Knox originally showed more hope for Mary of Guise, queen regent governing Scotland (1554–1560). At first, Mary of Guise tolerated Protestants, and Protestants increased their numbers. When Knox’s 1555 preaching tour of Scotland was so successful that a frightened Catholic hierarchy charged him with heresy, Mary of Guise suppressed his trial.
Hoping she might support the Reformation, Knox wrote a letter urging her to reform the church. If she obeyed God’s will, God would “crown your battle with double benediction and reward you with wisdom, riches, glory, honor, and long life in this your [temporal rule], and with life everlasting.”
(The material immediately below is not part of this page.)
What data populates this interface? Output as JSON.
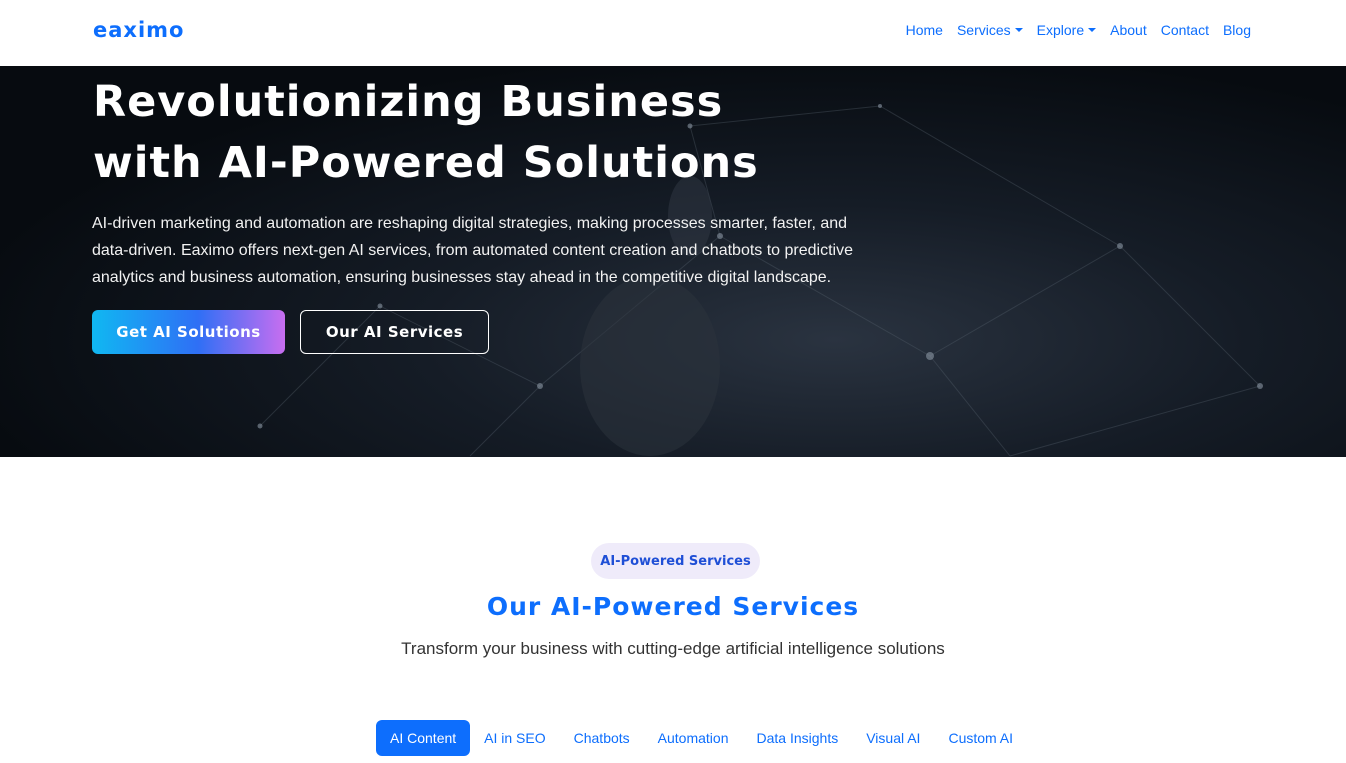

The letter failed. She called it a joke. Worse, after Knox had left Scotland, the bishops revived his trial and burned him in effigy. He never forgot that Mary of Guise had ridiculed him and let him be condemned to death. Henceforth he considered her murderously sly and crafty.
In a 1558 letter, he writes of the “hot displeasure of God” against her for persecuting the righteous and ignoring the call to reform. Her regent’s crown, he later added, was as fitting as “a saddle upon the back of an unruly cow.”
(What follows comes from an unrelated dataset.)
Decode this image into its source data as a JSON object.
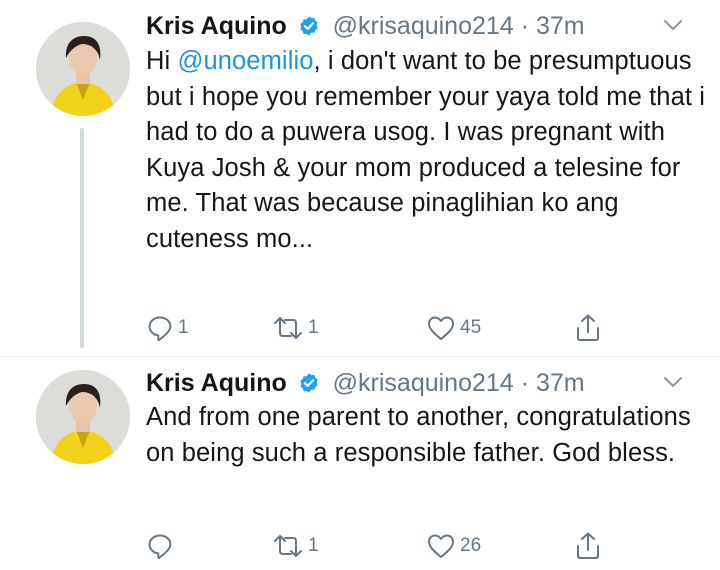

Then he published his infamous The First Blast of the Trumpet against the Monstrous Regiment [unnatural government] of Women, in which he called for rebellion against England’s Mary Tudor and vehemently protested all female rulers. In a caustic, bitter tone, he argued that women must never govern because God created women as servants and subjects to men. God allowed women to rule only as retribution for national sins.
The First Blast was badly timed. England’s Mary Tudor died, succeeded by Protestant Elizabeth I (1558–1603). Her right to the throne was immediately questioned by her citizens, and she needed support, something Knox publicly refused to do, even though she promoted Protestantism.
Nevertheless the Scottish Reformation needed Elizabeth’s help and got it when it counted. But Knox had no sympathy for emerging Anglicanism, and he denounced Elizabeth’s use of cross and candles: she was “neither good Protestant nor yet resolute Papist.” Face-Off with the Queen
After Regent Mary of Guise died, her daughter, Mary Queen of Scots, left France to assume her rightful role as monarch of Scotland. Knox dreaded her arrival, fearing the Catholic queen might overturn the Reformation, which had just triumphed. Mary promised to respect Scotland’s new religion, but she insisted on her right to worship privately as a Catholic. To Knox, attending Mass flouted the law and defied God’s Word.
When Knox protested along these lines from the pulpit, he was summoned before the queen in the first of five famous meetings between them. In this first encounter, Mary said subjects should adhere to their monarch’s religion. Knox denied her right to dictate her faith to the people. He left the meeting convinced that Mary had “a proud mind, a crafty wit, and an indurate heart against God and his truth.” She was obstinately “proceeding from evil to worse.”